Originally trained in aerospace engineering, Dr. Zha’s recent work involves CFD, fluid-structural interaction, flow control, and aircraft design. In CFD, Dr. Zha and his colleagues have developed high-order-discontinuities-capturing schemes using compact differencing and weighted essentially non-oscillatory (WENO) schemes with low-diffusion Riemann solvers. In aerodynamics, a shock wave is mathematically treated as a discontinuity and poses a great challenge when solving the Navier-Stokes flow governing equations. Similar discontinuities also exist in other flow phenomena such as air-water interface, where the density jumps about 1000 times from air to water. The high-order schemes developed in Dr. Zha’s CFD Lab are crucial to simulate flow turbulence, aero-acoustics and fluid-structural interaction—in particular high-speed aerodynamic flows with shock wave/turbulent boundary interaction of aircraft. The CFD code developed in the CFD Lab also has high-parallel-computing scalability.
Figure 1 demonstrates the simulated density contours of shock interaction with a shear layer using a finite compact differencing. The shock wave is crisply captured and the vortices of the shear layer is very well resolved. Figure 2 represents the vorticity contours of a turbulent flow passing a cylinder obtained by Large Eddy Simulation with the high order schemes. It shows that there are many small turbulent structures resolved.
Fig. 1 Simulated density contours of shock interaction with a shear layer using a finite compact differencing.

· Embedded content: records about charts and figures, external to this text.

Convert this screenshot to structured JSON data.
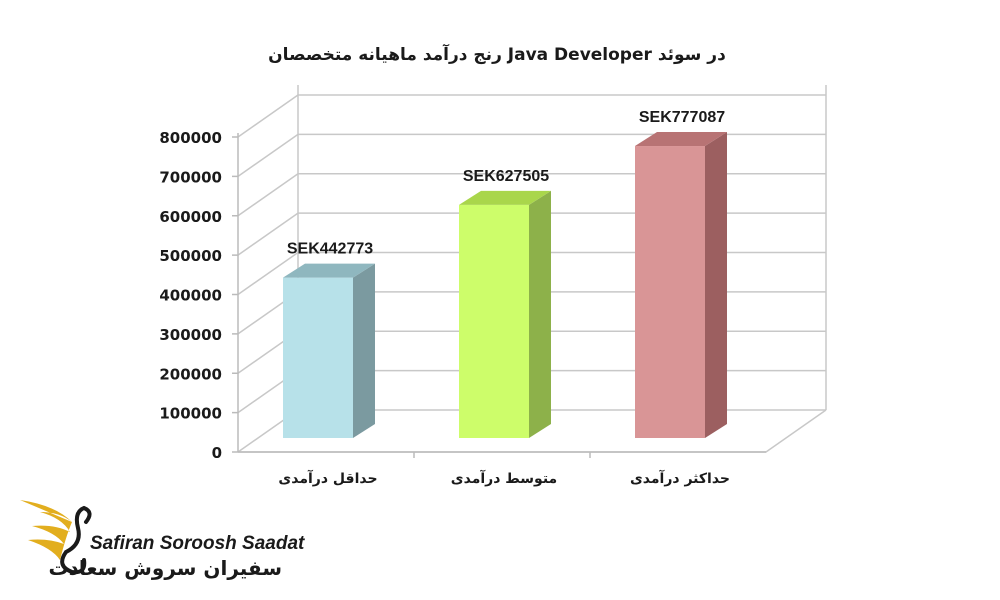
{
  "chart_data": {
    "type": "bar",
    "title": "رنج درآمد ماهیانه متخصصان Java Developer در سوئد",
    "categories": [
      "حداقل درآمدی",
      "متوسط درآمدی",
      "حداکثر درآمدی"
    ],
    "values": [
      442773,
      627505,
      777087
    ],
    "data_labels": [
      "SEK442773",
      "SEK627505",
      "SEK777087"
    ],
    "colors": [
      "#b7e1e9",
      "#cdfd6a",
      "#d99596"
    ],
    "side_colors": [
      "#7b9aa0",
      "#8db14a",
      "#9c5f60"
    ],
    "top_colors": [
      "#8fb7bf",
      "#a9d64b",
      "#b87374"
    ],
    "ylim": [
      0,
      800000
    ],
    "y_ticks": [
      "0",
      "100000",
      "200000",
      "300000",
      "400000",
      "500000",
      "600000",
      "700000",
      "800000"
    ],
    "grid": true,
    "legend": "none"
  },
  "branding": {
    "name_en": "Safiran Soroosh Saadat",
    "name_fa": "سفیران سروش سعادت"
  }
}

Fig. 2 LES vorticity contours of turbulence flow passing a cylinder
Dr. Zha has also been working on applying high order schemes to fluid-structural interaction, such as simulation of aircraft wing flutter and aircraft engine turbomachinery blades vibration induced by fluid. Figure 3 demonstrates the pressure contours of an aircraft engine compressor rotor with tip tornado type vortices obtained by Detached Eddy Simulation of a transonic full annulus rotor. The tip vortices induce blade non-synchronous vibration.

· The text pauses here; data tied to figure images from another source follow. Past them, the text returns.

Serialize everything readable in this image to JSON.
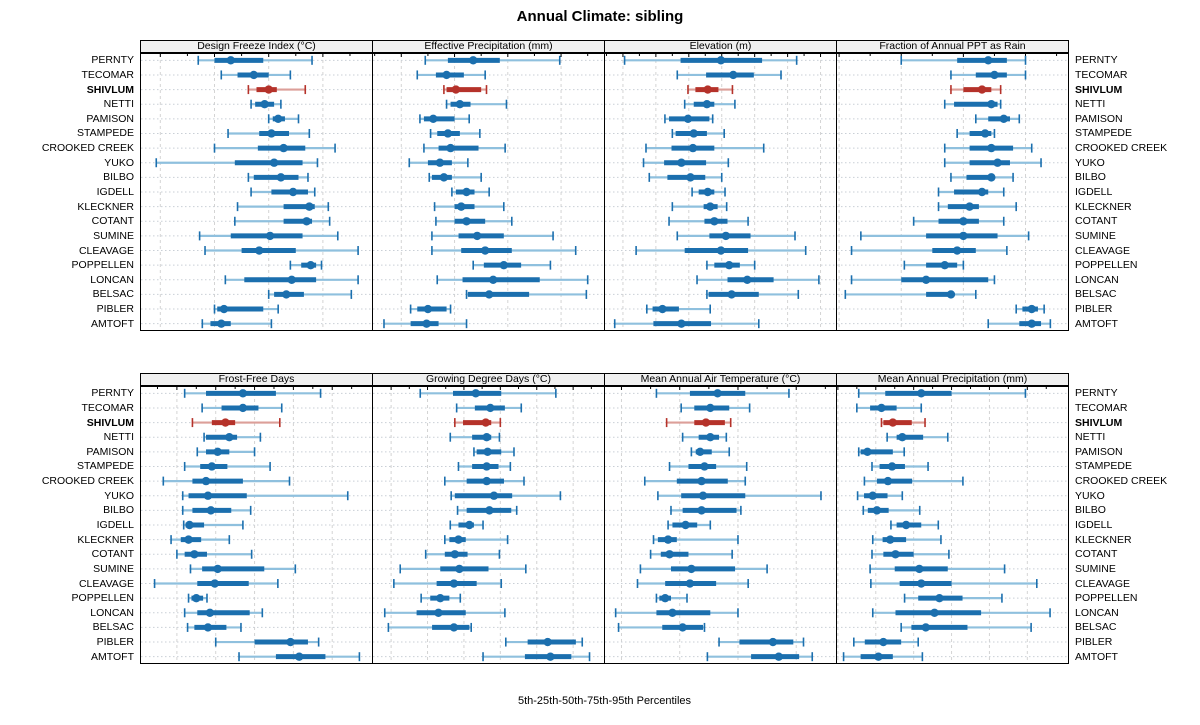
{
  "title": "Annual Climate: sibling",
  "footer": "5th-25th-50th-75th-95th Percentiles",
  "chart_data": {
    "type": "percentile-dotplot",
    "layout": "2 rows x 4 columns, site names on both sides",
    "percentiles_shown": [
      5,
      25,
      50,
      75,
      95
    ],
    "sites": [
      "PERNTY",
      "TECOMAR",
      "SHIVLUM",
      "NETTI",
      "PAMISON",
      "STAMPEDE",
      "CROOKED CREEK",
      "YUKO",
      "BILBO",
      "IGDELL",
      "KLECKNER",
      "COTANT",
      "SUMINE",
      "CLEAVAGE",
      "POPPELLEN",
      "LONCAN",
      "BELSAC",
      "PIBLER",
      "AMTOFT"
    ],
    "highlight_site": "SHIVLUM",
    "colors": {
      "normal": "#1b6fae",
      "normal_light": "#8fc0de",
      "highlight": "#b5322a",
      "highlight_light": "#dc9f99",
      "gridline": "#d4d4d4",
      "row_guide": "#c9cfd6",
      "header_bg": "#f0f0f0",
      "border": "#000000"
    },
    "panels": [
      {
        "title": "Design Freeze Index (°C)",
        "ticks": [
          200,
          400,
          600,
          800
        ],
        "xlim": [
          125,
          985
        ],
        "values": [
          [
            340,
            400,
            460,
            580,
            760
          ],
          [
            425,
            485,
            545,
            600,
            680
          ],
          [
            525,
            555,
            600,
            630,
            735
          ],
          [
            535,
            550,
            585,
            620,
            645
          ],
          [
            600,
            615,
            635,
            660,
            710
          ],
          [
            450,
            565,
            610,
            675,
            750
          ],
          [
            400,
            560,
            655,
            735,
            845
          ],
          [
            185,
            475,
            620,
            725,
            780
          ],
          [
            525,
            545,
            645,
            710,
            745
          ],
          [
            535,
            610,
            690,
            745,
            770
          ],
          [
            485,
            655,
            750,
            770,
            820
          ],
          [
            475,
            655,
            740,
            760,
            825
          ],
          [
            345,
            460,
            605,
            725,
            855
          ],
          [
            365,
            500,
            565,
            700,
            930
          ],
          [
            680,
            720,
            755,
            775,
            795
          ],
          [
            440,
            510,
            685,
            775,
            930
          ],
          [
            600,
            620,
            665,
            730,
            905
          ],
          [
            400,
            410,
            435,
            580,
            635
          ],
          [
            355,
            385,
            425,
            460,
            610
          ]
        ]
      },
      {
        "title": "Effective Precipitation (mm)",
        "ticks": [
          -400,
          -200,
          0,
          200
        ],
        "xlim": [
          -510,
          365
        ],
        "values": [
          [
            -310,
            -225,
            -130,
            -30,
            195
          ],
          [
            -340,
            -270,
            -230,
            -165,
            -85
          ],
          [
            -240,
            -230,
            -195,
            -100,
            -80
          ],
          [
            -230,
            -215,
            -180,
            -140,
            -5
          ],
          [
            -330,
            -315,
            -280,
            -200,
            -145
          ],
          [
            -290,
            -265,
            -225,
            -180,
            -105
          ],
          [
            -315,
            -260,
            -215,
            -110,
            -10
          ],
          [
            -370,
            -300,
            -255,
            -210,
            -150
          ],
          [
            -295,
            -285,
            -240,
            -210,
            -100
          ],
          [
            -210,
            -195,
            -155,
            -125,
            -70
          ],
          [
            -275,
            -200,
            -175,
            -125,
            -15
          ],
          [
            -270,
            -200,
            -155,
            -85,
            15
          ],
          [
            -285,
            -185,
            -115,
            -15,
            170
          ],
          [
            -285,
            -175,
            -85,
            15,
            255
          ],
          [
            -130,
            -90,
            -15,
            50,
            160
          ],
          [
            -265,
            -170,
            -55,
            120,
            300
          ],
          [
            -155,
            -150,
            -70,
            80,
            295
          ],
          [
            -365,
            -340,
            -300,
            -230,
            -215
          ],
          [
            -465,
            -365,
            -305,
            -260,
            -155
          ]
        ]
      },
      {
        "title": "Elevation (m)",
        "ticks": [
          1400,
          1600,
          1800,
          2000,
          2200,
          2400,
          2600
        ],
        "xlim": [
          1285,
          2700
        ],
        "values": [
          [
            1410,
            1750,
            1995,
            2245,
            2455
          ],
          [
            1730,
            1905,
            2070,
            2195,
            2360
          ],
          [
            1795,
            1840,
            1915,
            1980,
            2065
          ],
          [
            1775,
            1830,
            1910,
            1955,
            2080
          ],
          [
            1655,
            1680,
            1795,
            1925,
            1945
          ],
          [
            1700,
            1720,
            1830,
            1910,
            2015
          ],
          [
            1540,
            1695,
            1825,
            1955,
            2255
          ],
          [
            1525,
            1650,
            1755,
            1905,
            2040
          ],
          [
            1560,
            1670,
            1810,
            1900,
            2000
          ],
          [
            1820,
            1860,
            1915,
            1955,
            2020
          ],
          [
            1700,
            1890,
            1930,
            1975,
            2030
          ],
          [
            1680,
            1895,
            1955,
            2035,
            2160
          ],
          [
            1730,
            1925,
            2025,
            2175,
            2445
          ],
          [
            1480,
            1775,
            1995,
            2160,
            2510
          ],
          [
            1910,
            1955,
            2045,
            2110,
            2200
          ],
          [
            1850,
            2035,
            2155,
            2315,
            2590
          ],
          [
            1910,
            1920,
            2060,
            2225,
            2465
          ],
          [
            1545,
            1580,
            1640,
            1740,
            1930
          ],
          [
            1350,
            1585,
            1755,
            1935,
            2225
          ]
        ]
      },
      {
        "title": "Fraction of Annual PPT as Rain",
        "ticks": [
          60,
          70,
          80,
          90
        ],
        "xlim": [
          59.5,
          97
        ],
        "values": [
          [
            70,
            79,
            84,
            87,
            90
          ],
          [
            78,
            82,
            85,
            87,
            90
          ],
          [
            78,
            80,
            83,
            84.5,
            86
          ],
          [
            77,
            78.5,
            84.5,
            85.5,
            86
          ],
          [
            82,
            84,
            86.5,
            87.5,
            89
          ],
          [
            79,
            81,
            83.5,
            84.5,
            85
          ],
          [
            77,
            81,
            84.5,
            88,
            91
          ],
          [
            77,
            81,
            85.5,
            87.5,
            92.5
          ],
          [
            78,
            80.5,
            84.5,
            85,
            88
          ],
          [
            76,
            78.5,
            83,
            84,
            86.5
          ],
          [
            76,
            77.5,
            81,
            82.5,
            88.5
          ],
          [
            72,
            76,
            80,
            82.5,
            86.5
          ],
          [
            63.5,
            74,
            80,
            85.5,
            90.5
          ],
          [
            62,
            75,
            79,
            82,
            87
          ],
          [
            70.5,
            74,
            77,
            79,
            80
          ],
          [
            62,
            70,
            74,
            84,
            85
          ],
          [
            61,
            74,
            78,
            78.5,
            82
          ],
          [
            88.5,
            89.5,
            91,
            92,
            93
          ],
          [
            84,
            89,
            91,
            92.5,
            94
          ]
        ]
      },
      {
        "title": "Frost-Free Days",
        "ticks": [
          80,
          100,
          120,
          140,
          160
        ],
        "xlim": [
          61,
          181
        ],
        "values": [
          [
            84,
            95,
            114,
            131,
            154
          ],
          [
            93,
            103,
            114,
            122,
            134
          ],
          [
            88,
            98,
            105,
            110,
            133
          ],
          [
            94,
            95,
            107,
            111,
            123
          ],
          [
            90.5,
            95,
            101,
            107,
            120
          ],
          [
            84,
            92,
            98,
            106,
            128
          ],
          [
            73,
            88,
            95,
            114,
            138
          ],
          [
            83,
            86,
            96,
            116,
            168
          ],
          [
            83,
            88,
            97.5,
            108,
            118
          ],
          [
            83.5,
            84.5,
            86.5,
            94,
            114
          ],
          [
            77,
            82,
            86,
            92.5,
            107
          ],
          [
            80,
            84,
            89,
            95.5,
            118.5
          ],
          [
            87,
            93,
            101,
            125,
            141
          ],
          [
            68.5,
            90.5,
            99.5,
            117,
            132
          ],
          [
            86,
            87.5,
            90,
            93.5,
            95.5
          ],
          [
            84,
            90.5,
            97,
            117.5,
            124
          ],
          [
            85.5,
            89,
            96,
            105.5,
            113
          ],
          [
            100,
            120,
            138.5,
            147.5,
            153
          ],
          [
            112,
            131,
            143,
            156.5,
            174
          ]
        ]
      },
      {
        "title": "Growing Degree Days (°C)",
        "ticks": [
          800,
          1000,
          1200,
          1400,
          1600,
          1800
        ],
        "xlim": [
          695,
          1975
        ],
        "values": [
          [
            960,
            1140,
            1265,
            1405,
            1705
          ],
          [
            1160,
            1260,
            1345,
            1425,
            1515
          ],
          [
            1150,
            1195,
            1320,
            1350,
            1400
          ],
          [
            1125,
            1245,
            1325,
            1350,
            1395
          ],
          [
            1255,
            1270,
            1330,
            1405,
            1475
          ],
          [
            1170,
            1245,
            1325,
            1390,
            1455
          ],
          [
            1095,
            1215,
            1325,
            1420,
            1530
          ],
          [
            1130,
            1150,
            1365,
            1465,
            1730
          ],
          [
            1165,
            1215,
            1340,
            1460,
            1490
          ],
          [
            1125,
            1170,
            1230,
            1255,
            1305
          ],
          [
            1095,
            1120,
            1170,
            1210,
            1440
          ],
          [
            990,
            1095,
            1150,
            1220,
            1395
          ],
          [
            850,
            1070,
            1175,
            1335,
            1540
          ],
          [
            815,
            1050,
            1145,
            1270,
            1405
          ],
          [
            965,
            1015,
            1070,
            1120,
            1180
          ],
          [
            765,
            940,
            1060,
            1210,
            1425
          ],
          [
            785,
            1025,
            1145,
            1230,
            1240
          ],
          [
            1430,
            1550,
            1660,
            1815,
            1850
          ],
          [
            1305,
            1535,
            1675,
            1790,
            1890
          ]
        ]
      },
      {
        "title": "Mean Annual Air Temperature (°C)",
        "ticks": [
          4,
          6,
          8,
          10
        ],
        "xlim": [
          3.4,
          11.4
        ],
        "values": [
          [
            5.2,
            6.35,
            7.3,
            8.25,
            9.75
          ],
          [
            6.05,
            6.5,
            7.05,
            7.7,
            8.4
          ],
          [
            5.55,
            6.5,
            6.9,
            7.55,
            7.75
          ],
          [
            6.1,
            6.65,
            7.05,
            7.35,
            7.6
          ],
          [
            6.4,
            6.55,
            6.7,
            7.1,
            7.7
          ],
          [
            5.65,
            6.3,
            6.85,
            7.25,
            8.3
          ],
          [
            4.8,
            5.9,
            6.75,
            7.65,
            8.25
          ],
          [
            5.25,
            6.05,
            6.8,
            8.25,
            10.85
          ],
          [
            5.7,
            6.1,
            6.75,
            7.95,
            8.1
          ],
          [
            5.6,
            5.75,
            6.2,
            6.6,
            7.05
          ],
          [
            5.1,
            5.25,
            5.6,
            5.9,
            8.0
          ],
          [
            5.0,
            5.35,
            5.65,
            6.3,
            7.8
          ],
          [
            4.65,
            5.7,
            6.4,
            7.9,
            9.0
          ],
          [
            4.55,
            5.5,
            6.35,
            7.25,
            8.35
          ],
          [
            5.2,
            5.3,
            5.5,
            5.7,
            6.25
          ],
          [
            3.8,
            5.2,
            5.75,
            7.05,
            8.0
          ],
          [
            3.9,
            5.4,
            6.1,
            6.8,
            6.85
          ],
          [
            7.35,
            8.05,
            9.2,
            9.9,
            10.25
          ],
          [
            6.95,
            8.45,
            9.4,
            10.1,
            10.55
          ]
        ]
      },
      {
        "title": "Mean Annual Precipitation (mm)",
        "ticks": [
          200,
          300,
          400,
          500,
          600,
          700
        ],
        "xlim": [
          195,
          810
        ],
        "values": [
          [
            255,
            325,
            420,
            500,
            695
          ],
          [
            250,
            285,
            315,
            355,
            420
          ],
          [
            315,
            320,
            345,
            395,
            430
          ],
          [
            330,
            355,
            370,
            425,
            490
          ],
          [
            255,
            260,
            278,
            345,
            375
          ],
          [
            290,
            310,
            343,
            377,
            438
          ],
          [
            270,
            303,
            332,
            396,
            530
          ],
          [
            252,
            269,
            292,
            331,
            370
          ],
          [
            267,
            279,
            303,
            334,
            416
          ],
          [
            340,
            355,
            380,
            420,
            465
          ],
          [
            292,
            318,
            338,
            380,
            472
          ],
          [
            290,
            320,
            352,
            400,
            493
          ],
          [
            285,
            350,
            415,
            490,
            640
          ],
          [
            287,
            363,
            420,
            500,
            725
          ],
          [
            376,
            412,
            468,
            529,
            633
          ],
          [
            292,
            352,
            455,
            578,
            760
          ],
          [
            367,
            394,
            432,
            542,
            710
          ],
          [
            242,
            271,
            320,
            367,
            412
          ],
          [
            215,
            260,
            307,
            345,
            423
          ]
        ]
      }
    ]
  }
}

Fig. 3 Pressure contours of aircraft engine compressor rotor with tip tornado type vortices obtained by DES of a transonic full annulus rotor.
Dr. Zha’s research interests also include high-performance airfoil flow control and new concept aircraft design. Figure 4 (below) illustrates the vorticity contours obtained by LES for a co-flow jet (CFJ) airfoil at a 30 degree angle of attack. The CFJ airfoil is proved by wind tunnel experiments and CFD simulations to drastically increase lift, stall margin, and reduce drag at a low energy expenditure.

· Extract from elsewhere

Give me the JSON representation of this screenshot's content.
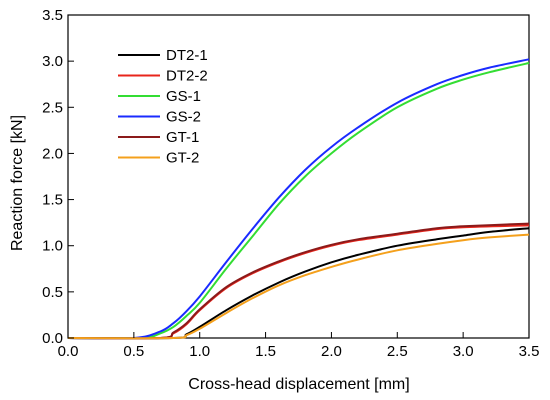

Figure 5 below represents a new concept, supersonic, bi-directional (SBi-Dir), flying-wing airplane, which is to cancel sonic boom, achieve low supersonic wave drag and high subsonic performance. The SBiDir-FW platform is symmetric about both longitudinal and span axes. For supersonic flight, the planform will have a low aspect ratio and a high sweep angle to minimize wave drag. For subsonic mode, the airplane will rotate 90deg, the sweep angle will be reduced, and the aspect ratio will be increased. To minimize sonic boom, the pressure surface of the flying wing employs an isentropic compression surface. The CFD simulation shows that a supersonic business jet flying at Mach 2 obtains a low-ground sonic boom overpressure of 0.3psf with L/Dp = 16. Furthermore, the ground pressure signature is not the N-shape wave with two strong shock wave pulses, but is in a smooth, sine-wave shape.
Fig. 5 Supersonic Bi-Directional Flying Wing airplane (SBiDir)
Dr. Zha’s research has been funded by NASA, Air Force Office of Scientific Research (AFOSR), Air Force Research Lab, GUIde Consortium (Government, Universities, Industry Consortium), Florida Center for Advanced Aero-Propulsion (FCAAP), and other agencies. The CFD simulation is conducted at the Center for Computational Science at the University of Miami, and Air Force Research Lab DoD Supercomputing Centers (AFRL DSRC).